Sur l'archipel, où le marché des jeux vidéo atteignait 15 milliards de dollars l'an passé, la 'computer culture' a désormais son gourou, Toshio Okada, de l'université de Tokyo et inventeur du jeu 'Pricess Maker', avant-garde d'une nouvelle génération de jeux basés sur des relations virtuelles. Observateur engagé de la génération des 'otaku', ces jeunes adultes et garçons nippons acros aux jeux et à l'ordinateur, il prédit l'avènement dans notre paysage de créatures virtuelles toujours plus nombreuses : 'nous travaillons à l'introduction d'émotions humaines dans les softwares de jeu, dit-il ; les jeux vidéo sont les romans de notre époque'. Dans cet esprit, on prévoit de lancer bientôt au Japon un nouveau jeu sur PlayStation : l'éducation 'réaliste' d'un bébé humain que, à l'instar d'un Tamagochi, bestiole virtuelle confinée à l'espace d'un porte-clefs, il s'agira d'élever, de nourrir, instruire et soigner...

Sur Canal+ en Septembre

La longueur d'avance prise par Lara Croft dans l'élaboration d'un gotha virtuel mondial a-t-elle une limite ? Jusqu'où peut-on creuser le filon ? En Septembre, Lara commencera une série d'apparitions régulières dans l'émission Cyberflash de Canal+. A Noël, on prévoit d'éditer une BD Lara Croft, probablement chez Glénat, tandis qu'une version dessinée plutôt comics concoctée à l'intention du public d'outre-Atlantique. Déjà, Hollywood a pointé le bout de son nez : 'Il y aura un film, c'est certain', avance-t-on du côté d'Eidos France . 'C'est actuellement en négociation avec les américains, pour une mise en production vers la fin 1998, mais rien n'est arrêté. On sait simplement que ce sera sur le mode Indiana Jones au féminin, avec de vrais acteurs de chair et d'os'. Reste à trouver une Lara crédible, le sosie officiel jusqu'ici pressentie, une certaine Rhona Mitra, labellisée ambassadrice en titre du personnage de synthèse, n'étant pour l'instant affectée qu'à la stricte promotion du disque à venir. La vraie Lara, elle, c'est-à-dire celle toute en bits et pixels, a d'ores et déjà accompli sa mission : ouvrir les frontières qui confinent les jeux vidéo dans l'indifférence ou l'opprobre et fédérer sur son nom et sa silhouette une attention, une capacité d'identification qui dépassent de très loin le cadre du phénomène Tomb Raider lui-même. Son charisme a débordé largement du cadre prévu et polarisé l'attention très au-delà de la subculture des jeux vidéo, elle-même en pleine germination.

Balbutiements

Car le jeu vidé, tout technofuturiste qu'il nous apparaisse n'en est qu'à ses balbutiements, sa paléontologie. L'aube est prometteuse mais nous n'avons probablement encore rien vu : des canons sont en train de s'élaborer, une grammaire propre se met en place. Tomb Raider, dans cette optique, est peut-être l'Intolérance (1) des jeux vidéo : pas le premier en date, mais celui qui fonde une tradition et après lequel rien n'a été pareil. Dans le même esprit, il fait prêter attention à Lara Croft pour ce qu'elle annonce et dont elle est le symptôme, telle la sentinelle avancée d'un peuple virtuel encore à nos portes mais auquel notre monde offrira très certainement une place et une attention toujours croissantes.

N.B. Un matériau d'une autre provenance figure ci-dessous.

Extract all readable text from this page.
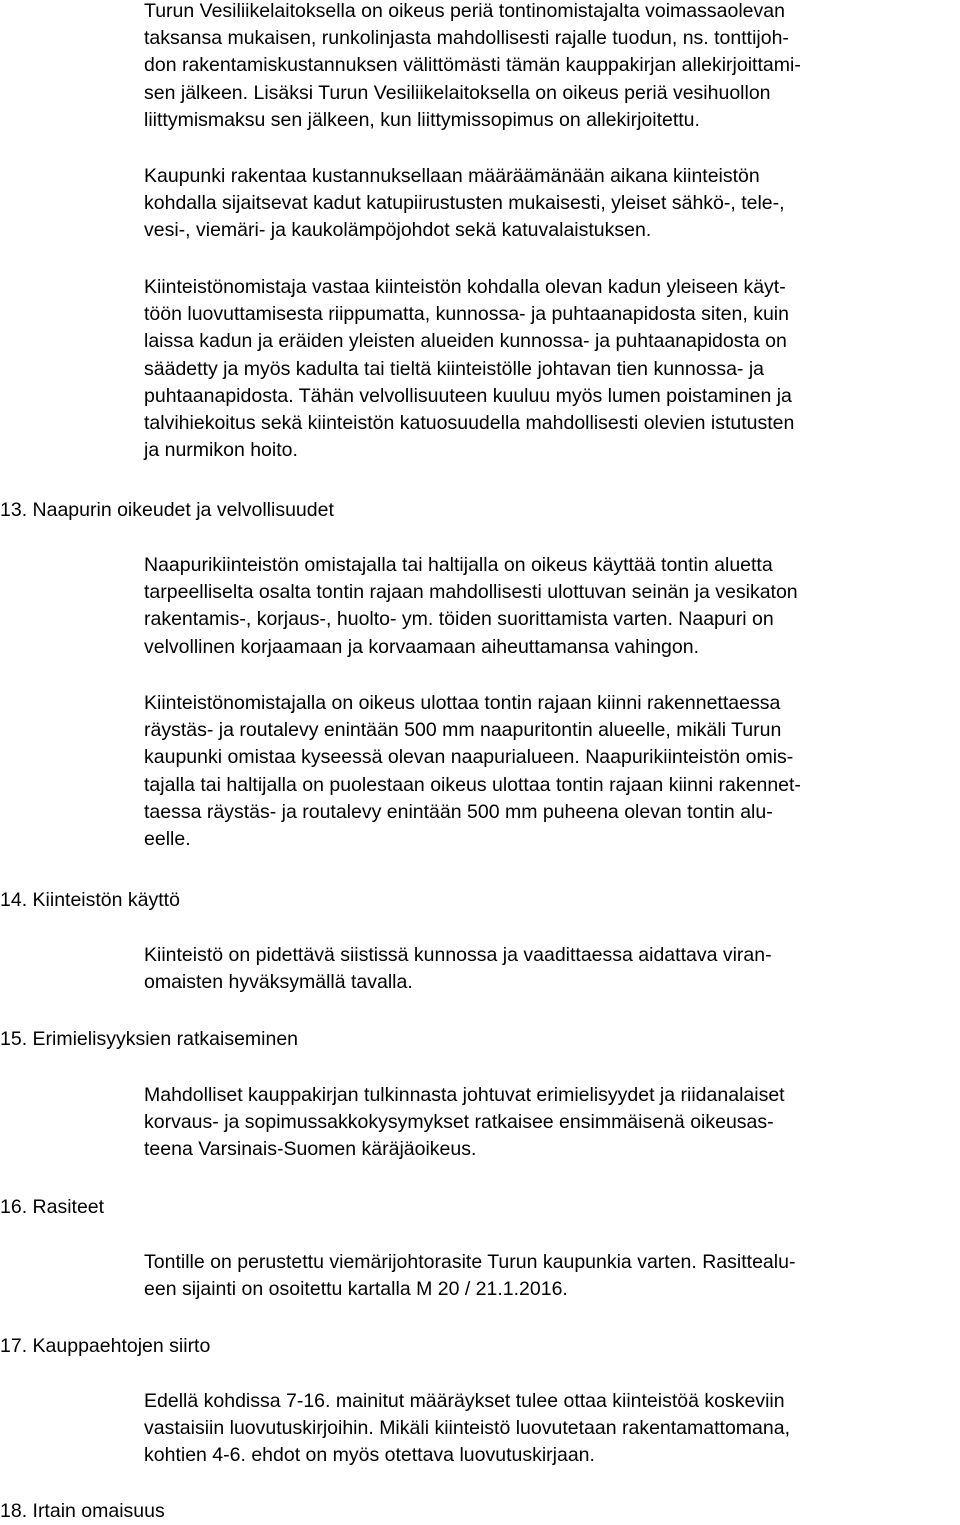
Turun Vesiliikelaitoksella on oikeus periä tontinomistajalta voimassaolevan
taksansa mukaisen, runkolinjasta mahdollisesti rajalle tuodun, ns. tonttijoh-
don rakentamiskustannuksen välittömästi tämän kauppakirjan allekirjoittami-
sen jälkeen. Lisäksi Turun Vesiliikelaitoksella on oikeus periä vesihuollon
liittymismaksu sen jälkeen, kun liittymissopimus on allekirjoitettu.
Kaupunki rakentaa kustannuksellaan määräämänään aikana kiinteistön
kohdalla sijaitsevat kadut katupiirustusten mukaisesti, yleiset sähkö-, tele-,
vesi-, viemäri- ja kaukolämpöjohdot sekä katuvalaistuksen.
Kiinteistönomistaja vastaa kiinteistön kohdalla olevan kadun yleiseen käyt-
töön luovuttamisesta riippumatta, kunnossa- ja puhtaanapidosta siten, kuin
laissa kadun ja eräiden yleisten alueiden kunnossa- ja puhtaanapidosta on
säädetty ja myös kadulta tai tieltä kiinteistölle johtavan tien kunnossa- ja
puhtaanapidosta. Tähän velvollisuuteen kuuluu myös lumen poistaminen ja
talvihiekoitus sekä kiinteistön katuosuudella mahdollisesti olevien istutusten
ja nurmikon hoito.
13. Naapurin oikeudet ja velvollisuudet
Naapurikiinteistön omistajalla tai haltijalla on oikeus käyttää tontin aluetta
tarpeelliselta osalta tontin rajaan mahdollisesti ulottuvan seinän ja vesikaton
rakentamis-, korjaus-, huolto- ym. töiden suorittamista varten. Naapuri on
velvollinen korjaamaan ja korvaamaan aiheuttamansa vahingon.
Kiinteistönomistajalla on oikeus ulottaa tontin rajaan kiinni rakennettaessa
räystäs- ja routalevy enintään 500 mm naapuritontin alueelle, mikäli Turun
kaupunki omistaa kyseessä olevan naapurialueen. Naapurikiinteistön omis-
tajalla tai haltijalla on puolestaan oikeus ulottaa tontin rajaan kiinni rakennet-
taessa räystäs- ja routalevy enintään 500 mm puheena olevan tontin alu-
eelle.
14. Kiinteistön käyttö
Kiinteistö on pidettävä siistissä kunnossa ja vaadittaessa aidattava viran-
omaisten hyväksymällä tavalla.
15. Erimielisyyksien ratkaiseminen
Mahdolliset kauppakirjan tulkinnasta johtuvat erimielisyydet ja riidanalaiset
korvaus- ja sopimussakkokysymykset ratkaisee ensimmäisenä oikeusas-
teena Varsinais-Suomen käräjäoikeus.
16. Rasiteet
Tontille on perustettu viemärijohtorasite Turun kaupunkia varten. Rasittealu-
een sijainti on osoitettu kartalla M 20 / 21.1.2016.
17. Kauppaehtojen siirto
Edellä kohdissa 7-16. mainitut määräykset tulee ottaa kiinteistöä koskeviin
vastaisiin luovutuskirjoihin. Mikäli kiinteistö luovutetaan rakentamattomana,
kohtien 4-6. ehdot on myös otettava luovutuskirjaan.
18. Irtain omaisuus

(1) Le film fondateur de D.W. Griffith, réalisé en 1916.

Des aventures à suivre
Rencontre avec les concepteurs de Lara Croft

Le filon des aventures virtuelles de la volage Lara n'est pas près de tarir : chez Core Design où elle fut inventée, on met ces jours-ci au point les derniers détails de Tomb Raider II, pour une remise de copie fin Septembre, la sortie du jeu lui-même étant annoncée pour Novembre. Les actuels développeurs se trouvent dans la situation classique des jeunes cinéastes à l'orée d'un deuxième film : très attendus au tournant, ils sont priés de ne pas décevoir, les enjeux économiques désormais arrimés au sort de Lara Croft le permettant d'autant moins.

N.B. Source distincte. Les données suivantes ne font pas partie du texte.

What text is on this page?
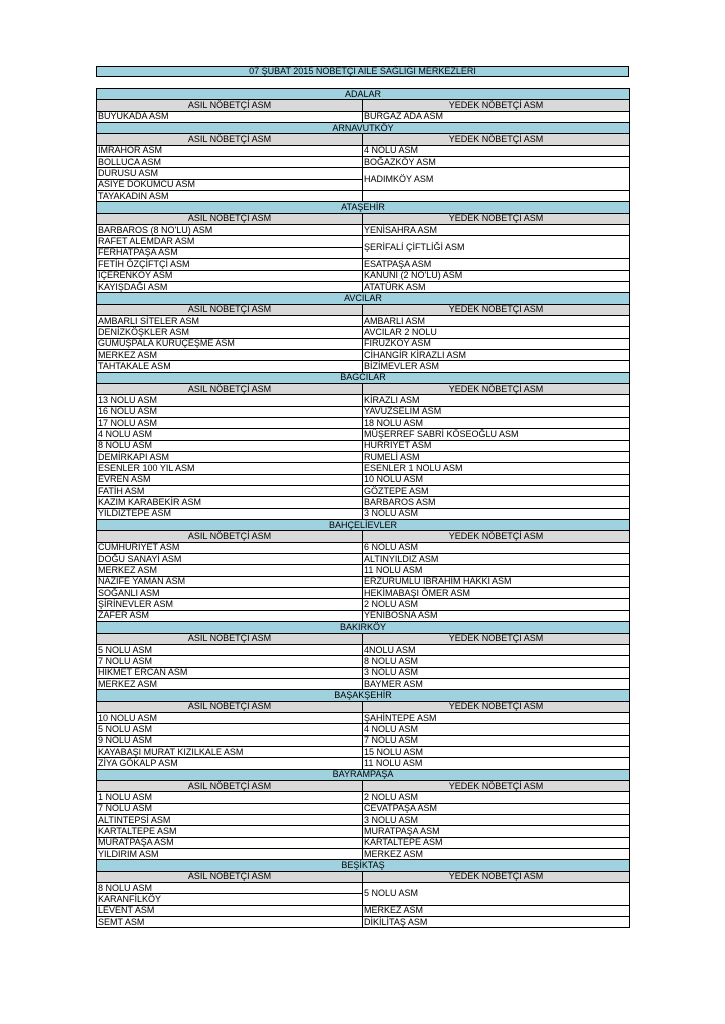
07 ŞUBAT 2015 NÖBETÇİ AİLE SAĞLIĞI MERKEZLERİ
ADALAR	
ASIL NÖBETÇİ ASM	YEDEK NÖBETÇİ ASM
BÜYÜKADA ASM	BURGAZ ADA ASM
ARNAVUTKÖY	
ASIL NÖBETÇİ ASM	YEDEK NÖBETÇİ ASM
İMRAHOR ASM	4 NOLU ASM
BOLLUCA ASM	BOĞAZKÖY ASM
DURUSU ASM	HADIMKÖY ASM
ASİYE DÖKÜMCÜ ASM	
TAYAKADIN ASM	
ATAŞEHİR	
ASIL NÖBETÇİ ASM	YEDEK NÖBETÇİ ASM
BARBAROS (8 NO'LU) ASM	YENİSAHRA ASM
RAFET ALEMDAR ASM	ŞERİFALİ ÇİFTLİĞİ ASM
FERHATPAŞA ASM	
FETİH ÖZÇİFTÇİ ASM	ESATPAŞA ASM
İÇERENKÖY ASM	KANUNİ (2 NO'LU) ASM
KAYIŞDAĞI ASM	ATATÜRK ASM
AVCILAR	
ASIL NÖBETÇİ ASM	YEDEK NÖBETÇİ ASM
AMBARLI SİTELER ASM	AMBARLI ASM
DENİZKÖŞKLER ASM	AVCILAR 2 NOLU
GÜMÜŞPALA KURUÇEŞME ASM	FİRUZKÖY ASM
MERKEZ ASM	CİHANGİR KİRAZLI ASM
TAHTAKALE ASM	BİZİMEVLER ASM
BAĞCILAR	
ASIL NÖBETÇİ ASM	YEDEK NÖBETÇİ ASM
13 NOLU ASM	KİRAZLI ASM
16 NOLU ASM	YAVUZSELİM ASM
17 NOLU ASM	18 NOLU ASM
4 NOLU ASM	MÜŞERREF SABRİ KÖSEOĞLU ASM
8 NOLU ASM	HÜRRİYET ASM
DEMİRKAPI ASM	RUMELİ ASM
ESENLER 100 YIL ASM	ESENLER 1 NOLU ASM
EVREN ASM	10 NOLU ASM
FATİH ASM	GÖZTEPE ASM
KAZIM KARABEKİR ASM	BARBAROS ASM
YILDIZTEPE ASM	3 NOLU ASM
BAHÇELİEVLER	
ASIL NÖBETÇİ ASM	YEDEK NÖBETÇİ ASM
CUMHURİYET ASM	6 NOLU ASM
DOĞU SANAYİ ASM	ALTINYILDIZ ASM
MERKEZ ASM	11 NOLU ASM
NAZİFE YAMAN ASM	ERZURUMLU İBRAHİM HAKKI ASM
SOĞANLI ASM	HEKİMABAŞI ÖMER ASM
ŞİRİNEVLER ASM	2 NOLU ASM
ZAFER ASM	YENİBOSNA ASM
BAKIRKÖY	
ASIL NÖBETÇİ ASM	YEDEK NÖBETÇİ ASM
5 NOLU ASM	4NOLU ASM
7 NOLU ASM	8 NOLU ASM
HİKMET ERCAN ASM	3 NOLU ASM
MERKEZ ASM	BAYMER ASM
BAŞAKŞEHİR	
ASIL NÖBETÇİ ASM	YEDEK NÖBETÇİ ASM
10 NOLU ASM	ŞAHİNTEPE ASM
5 NOLU ASM	4 NOLU ASM
9 NOLU ASM	7 NOLU ASM
KAYABAŞI MURAT KIZILKALE ASM	15 NOLU ASM
ZİYA GÖKALP ASM	11 NOLU ASM
BAYRAMPAŞA	
ASIL NÖBETÇİ ASM	YEDEK NÖBETÇİ ASM
1 NOLU ASM	2 NOLU ASM
7 NOLU ASM	CEVATPAŞA ASM
ALTINTEPSİ ASM	3 NOLU ASM
KARTALTEPE ASM	MURATPAŞA ASM
MURATPAŞA ASM	KARTALTEPE ASM
YILDIRIM ASM	MERKEZ ASM
BEŞİKTAŞ	
ASIL NÖBETÇİ ASM	YEDEK NÖBETÇİ ASM
8 NOLU ASM	5 NOLU ASM
KARANFİLKÖY	
LEVENT ASM	MERKEZ ASM
SEMT ASM	DİKİLİTAŞ ASM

Parmi cette équipe sous pression de sept personnes (scénaristes, designers, programmeurs, animateurs et graphistes), on trouve Joss Charmet, jeune homme typique d'une nouvelle génération de créatifs de tout poil qui voit dans l'industrie du jeu vidéo le nouvel Eldorado de leurs ambitions, un peu à l'image de ceux que le secteur de la pub incarnait dans les années 80. Bordelais d'origine, il a fait ses premières armes chez le français Kalisto, l'un des bons du secteur, et a ensuite surfé sur la grosse réputation acquise un peu partout par la 'french touch', en ces matières immatérielles : les effets spéciaux, les animations de synthèse et tous autres types de bidouillages. Question gros sous, les trois places fortes mondiales restent néanmoins le Japon, les Etats-Unis et la Grande-Bretagne : 'il faut savoir bouger, l'exil est à peu près inévitable dans ce métier'.

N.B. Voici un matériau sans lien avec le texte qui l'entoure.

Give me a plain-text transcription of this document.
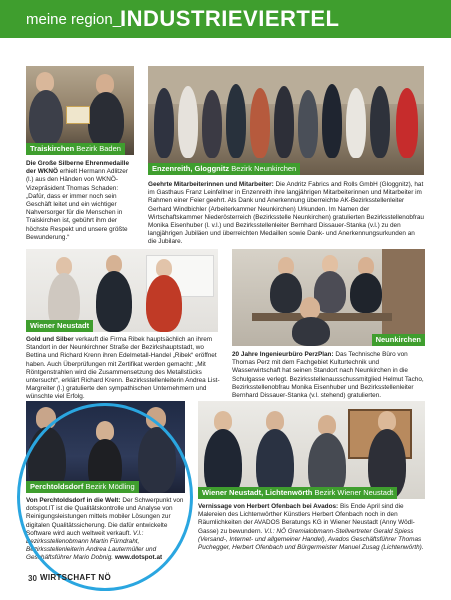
meine region_
INDUSTRIEVIERTEL
Traiskirchen Bezirk Baden
Die Große Silberne Ehrenmedaille der WKNÖ erhielt Hermann Adlitzer (l.) aus den Händen von WKNÖ-Vizepräsident Thomas Schaden: „Dafür, dass er immer noch sein Geschäft leitet und ein wichtiger Nahversorger für die Menschen in Traiskirchen ist, gebührt ihm der höchste Respekt und unsere größte Bewunderung.“
Enzenreith, Gloggnitz Bezirk Neunkirchen
Geehrte Mitarbeiterinnen und Mitarbeiter: Die Andritz Fabrics and Rolls GmbH (Gloggnitz), hat im Gasthaus Franz Leinfellner in Enzenreith ihre langjährigen Mitarbeiterinnen und Mitarbeiter im Rahmen einer Feier geehrt. Als Dank und Anerkennung überreichte AK-Bezirksstellenleiter Gerhard Windbichler (Arbeiterkammer Neunkirchen) Urkunden. Im Namen der Wirtschaftskammer Niederösterreich (Bezirksstelle Neunkirchen) gratulierten Bezirksstellenobfrau Monika Eisenhuber (l. v.l.) und Bezirksstellenleiter Bernhard Dissauer-Stanka (v.l.) zu den langjährigen Jubiläen und überreichten Medaillen sowie Dank- und Anerkennungsurkunden an die Jubilare.
Wiener Neustadt
Gold und Silber verkauft die Firma Ribek hauptsächlich an ihrem Standort in der Neunkirchner Straße der Bezirkshauptstadt, wo Bettina und Richard Krenn ihren Edelmetall-Handel „Ribek“ eröffnet haben. Auch Überprüfungen mit Zertifikat werden gemacht: „Mit Röntgenstrahlen wird die Zusammensetzung des Metallstücks untersucht“, erklärt Richard Krenn. Bezirksstellenleiterin Andrea List-Margreiter (l.) gratulierte den sympathischen Unternehmern und wünschte viel Erfolg.
Neunkirchen
20 Jahre Ingenieurbüro PerzPlan: Das Technische Büro von Thomas Perz mit dem Fachgebiet Kulturtechnik und Wasserwirtschaft hat seinen Standort nach Neunkirchen in die Schulgasse verlegt. Bezirksstellenausschussmitglied Helmut Tacho, Bezirksstellenobfrau Monika Eisenhuber und Bezirksstellenleiter Bernhard Dissauer-Stanka (v.l. stehend) gratulierten.
Perchtoldsdorf Bezirk Mödling
Von Perchtoldsdorf in die Welt: Der Schwerpunkt von dotspot.IT ist die Qualitätskontrolle und Analyse von Reinigungsleistungen mittels mobiler Lösungen zur digitalen Qualitätssicherung. Die dafür entwickelte Software wird auch weltweit verkauft. V.l.: Bezirksstellenobmann Martin Fürndraht, Bezirksstellenleiterin Andrea Lautermüller und Geschäftsführer Mario Dobnig. www.dotspot.at
Wiener Neustadt, Lichtenwörth Bezirk Wiener Neustadt
Vernissage von Herbert Ofenbach bei Avados: Bis Ende April sind die Malereien des Lichtenwörther Künstlers Herbert Ofenbach noch in den Räumlichkeiten der AVADOS Beratungs KG in Wiener Neustadt (Anny Wödl-Gasse) zu bewundern. V.l.: NÖ Gremialobmann-Stellvertreter Gerald Spiess (Versand-, Internet- und allgemeiner Handel), Avados Geschäftsführer Thomas Puchegger, Herbert Ofenbach und Bürgermeister Manuel Zusag (Lichtenwörth).
30 WIRTSCHAFT NÖ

Pour le deuxième épisode des aventures de Lara, Joss s'est spécialisé dans le graphisme des ennemis qu'elle devra affronter : toutes sortes d'animaux nouveaux (léopards des neiges, barracudas...) et d'innombrables guerriers, chinois notamment, le final ayant lieu sur la Grande Muraille. La petite subculture en train de naître autour des jeux vidéo est un agrégat d'influences éclectiques dont Joss Charmet est un bon exemple : 'je m'inspire aussi bien de livres d'architecture que de comics et BD de tout style dont je me suis nourri depuis toujours, ou que de livres d'archéologie, que de costumes, etc.'. Dans les séquences appelées FMV (Full Mtion Video) que comporte désormais tout nouveau jeu, interludes cinématiques en 3D qui sont souvent le siège des créations graphiques les plus libres, Charmet privilégie plutôt un sobre esprit cinéma et favorise 'les plans de coupe, travellings et regards western' comme chez les maîtres du ciné de Hong-Kong, John Woo et Tsui Hark en tête, dont il reconnaît s'inspirer tant qu'il peut.

Optimiste sur l'avenir créatif du secteur, 'la full 3D, juge-t-il, n'oppose pas de limite à la création', il ne voit comme bornes à l'invention que celles imposées par les différents codes de censure en vigueur : 'pas trop de violence, ni de gore sinon les Allemands froncent les sourcils. Ou alors il vaut mieux que le sang soit vert ! En Angleterre, un soupçon d'érotisme entraîne souvent un 'parental advisory' contraignant'.